Team Dunkosmiloolump



Introduction

This page describes our entry for the 2004 ICFP Programming Contest.

Update: We won the contest! It was great to hear the judges confirm what we already knew, namely that "Haskell is the language of choice for discriminating hackers!" Our thanks to the organisers for a great and meticulously organised contest.

Our submission as a .tar.gz (untars to . as the specfication requires) and unpacked.

If you want the ants with more unique names, they are dunkosmiloolump-1.ant and dunkosmiloolump-2.ant

Our team consisted of Ian Lynagh, Andres Löh, Duncan Coutts and Ganesh Sittampalam; our entry was written entirely in Haskell. We used Darcs (also written in Haskell) for our revision control.

We used a monadic combinator library to construct our ants, and then compiled the result into optimized ant code.

Our basic strategy is to leave 7 ants at home in a "keeper" structure to protect our food and themselves, and to have everyone else wander off leaving a trail pointing back to base. When they find food they walk back to base marking the trail as one pointing to food, thus helping other ants find the food. Once a food supply is exhausted, the food markers are deleted.

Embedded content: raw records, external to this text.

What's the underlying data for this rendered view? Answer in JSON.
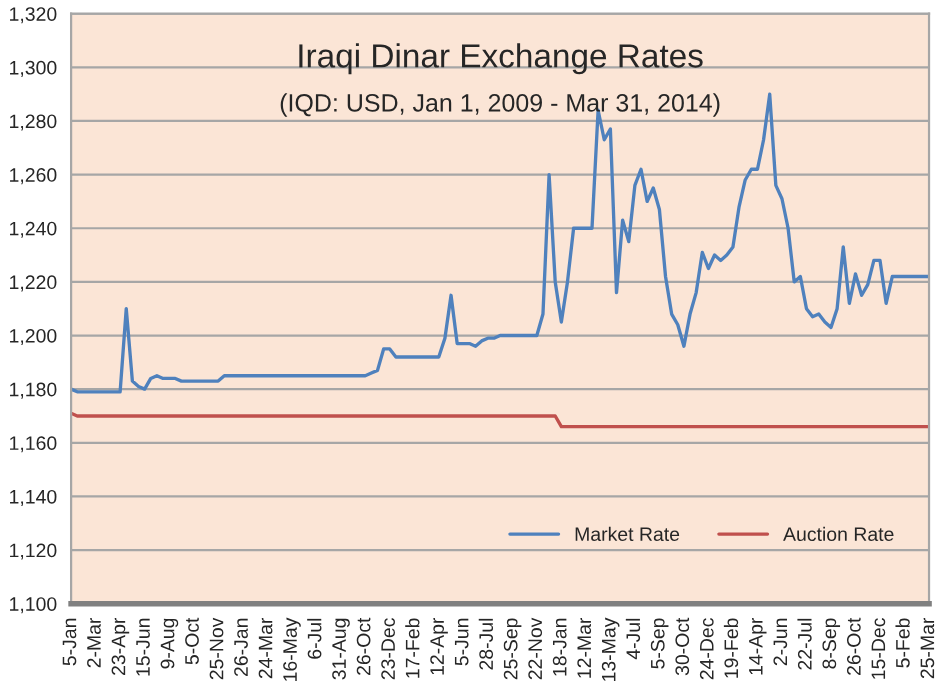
{
  "chart_data": {
    "type": "line",
    "title": "Iraqi Dinar Exchange Rates",
    "subtitle": "(IQD: USD, Jan 1, 2009 - Mar 31, 2014)",
    "categories": [
      "5-Jan",
      null,
      null,
      null,
      "2-Mar",
      null,
      null,
      null,
      "23-Apr",
      null,
      null,
      null,
      "15-Jun",
      null,
      null,
      null,
      "9-Aug",
      null,
      null,
      null,
      "5-Oct",
      null,
      null,
      null,
      "25-Nov",
      null,
      null,
      null,
      "26-Jan",
      null,
      null,
      null,
      "24-Mar",
      null,
      null,
      null,
      "16-May",
      null,
      null,
      null,
      "6-Jul",
      null,
      null,
      null,
      "31-Aug",
      null,
      null,
      null,
      "26-Oct",
      null,
      null,
      null,
      "23-Dec",
      null,
      null,
      null,
      "17-Feb",
      null,
      null,
      null,
      "12-Apr",
      null,
      null,
      null,
      "5-Jun",
      null,
      null,
      null,
      "28-Jul",
      null,
      null,
      null,
      "25-Sep",
      null,
      null,
      null,
      "22-Nov",
      null,
      null,
      null,
      "18-Jan",
      null,
      null,
      null,
      "12-Mar",
      null,
      null,
      null,
      "13-May",
      null,
      null,
      null,
      "4-Jul",
      null,
      null,
      null,
      "5-Sep",
      null,
      null,
      null,
      "30-Oct",
      null,
      null,
      null,
      "24-Dec",
      null,
      null,
      null,
      "19-Feb",
      null,
      null,
      null,
      "14-Apr",
      null,
      null,
      null,
      "2-Jun",
      null,
      null,
      null,
      "22-Jul",
      null,
      null,
      null,
      "8-Sep",
      null,
      null,
      null,
      "26-Oct",
      null,
      null,
      null,
      "15-Dec",
      null,
      null,
      null,
      "5-Feb",
      null,
      null,
      null,
      "25-Mar"
    ],
    "series": [
      {
        "name": "Market Rate",
        "color": "#4f81bd",
        "values": [
          1180,
          1179,
          1179,
          1179,
          1179,
          1179,
          1179,
          1179,
          1179,
          1210,
          1183,
          1181,
          1180,
          1184,
          1185,
          1184,
          1184,
          1184,
          1183,
          1183,
          1183,
          1183,
          1183,
          1183,
          1183,
          1185,
          1185,
          1185,
          1185,
          1185,
          1185,
          1185,
          1185,
          1185,
          1185,
          1185,
          1185,
          1185,
          1185,
          1185,
          1185,
          1185,
          1185,
          1185,
          1185,
          1185,
          1185,
          1185,
          1185,
          1186,
          1187,
          1195,
          1195,
          1192,
          1192,
          1192,
          1192,
          1192,
          1192,
          1192,
          1192,
          1199,
          1215,
          1197,
          1197,
          1197,
          1196,
          1198,
          1199,
          1199,
          1200,
          1200,
          1200,
          1200,
          1200,
          1200,
          1200,
          1208,
          1260,
          1220,
          1205,
          1220,
          1240,
          1240,
          1240,
          1240,
          1284,
          1273,
          1277,
          1216,
          1243,
          1235,
          1256,
          1262,
          1250,
          1255,
          1247,
          1222,
          1208,
          1204,
          1196,
          1208,
          1216,
          1231,
          1225,
          1230,
          1228,
          1230,
          1233,
          1248,
          1258,
          1262,
          1262,
          1273,
          1290,
          1256,
          1251,
          1240,
          1220,
          1222,
          1210,
          1207,
          1208,
          1205,
          1203,
          1210,
          1233,
          1212,
          1223,
          1215,
          1219,
          1228,
          1228,
          1212,
          1222,
          1222,
          1222,
          1222,
          1222,
          1222,
          1222
        ]
      },
      {
        "name": "Auction Rate",
        "color": "#c0504d",
        "values": [
          1171,
          1170,
          1170,
          1170,
          1170,
          1170,
          1170,
          1170,
          1170,
          1170,
          1170,
          1170,
          1170,
          1170,
          1170,
          1170,
          1170,
          1170,
          1170,
          1170,
          1170,
          1170,
          1170,
          1170,
          1170,
          1170,
          1170,
          1170,
          1170,
          1170,
          1170,
          1170,
          1170,
          1170,
          1170,
          1170,
          1170,
          1170,
          1170,
          1170,
          1170,
          1170,
          1170,
          1170,
          1170,
          1170,
          1170,
          1170,
          1170,
          1170,
          1170,
          1170,
          1170,
          1170,
          1170,
          1170,
          1170,
          1170,
          1170,
          1170,
          1170,
          1170,
          1170,
          1170,
          1170,
          1170,
          1170,
          1170,
          1170,
          1170,
          1170,
          1170,
          1170,
          1170,
          1170,
          1170,
          1170,
          1170,
          1170,
          1170,
          1166,
          1166,
          1166,
          1166,
          1166,
          1166,
          1166,
          1166,
          1166,
          1166,
          1166,
          1166,
          1166,
          1166,
          1166,
          1166,
          1166,
          1166,
          1166,
          1166,
          1166,
          1166,
          1166,
          1166,
          1166,
          1166,
          1166,
          1166,
          1166,
          1166,
          1166,
          1166,
          1166,
          1166,
          1166,
          1166,
          1166,
          1166,
          1166,
          1166,
          1166,
          1166,
          1166,
          1166,
          1166,
          1166,
          1166,
          1166,
          1166,
          1166,
          1166,
          1166,
          1166,
          1166,
          1166,
          1166,
          1166,
          1166,
          1166,
          1166,
          1166
        ]
      }
    ],
    "ylim": [
      1100,
      1320
    ],
    "yticks": [
      {
        "value": 1100,
        "label": "1,100"
      },
      {
        "value": 1120,
        "label": "1,120"
      },
      {
        "value": 1140,
        "label": "1,140"
      },
      {
        "value": 1160,
        "label": "1,160"
      },
      {
        "value": 1180,
        "label": "1,180"
      },
      {
        "value": 1200,
        "label": "1,200"
      },
      {
        "value": 1220,
        "label": "1,220"
      },
      {
        "value": 1240,
        "label": "1,240"
      },
      {
        "value": 1260,
        "label": "1,260"
      },
      {
        "value": 1280,
        "label": "1,280"
      },
      {
        "value": 1300,
        "label": "1,300"
      },
      {
        "value": 1320,
        "label": "1,320"
      }
    ],
    "grid": "y",
    "legend": "bottom right",
    "marker": "none",
    "line_style": "solid"
  }
}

We use 3 bits to encode directions. Bits 0-2 are the path home - every ant looking for food leaves a marker pointing back the way it came on any space that doesn't already have a marker. In this way we hope to have fairly good paths home, and in practice they seem to work fairly well.

Bits 3-5 are pointers to food. When an ant picks up food it follows the trail home, marking a food pointer in reverse. We need the separate marker because of the different behaviour at corners, though we could probably have had a better encoding given more time.

You can see the slides of a talk on the contest and our ant.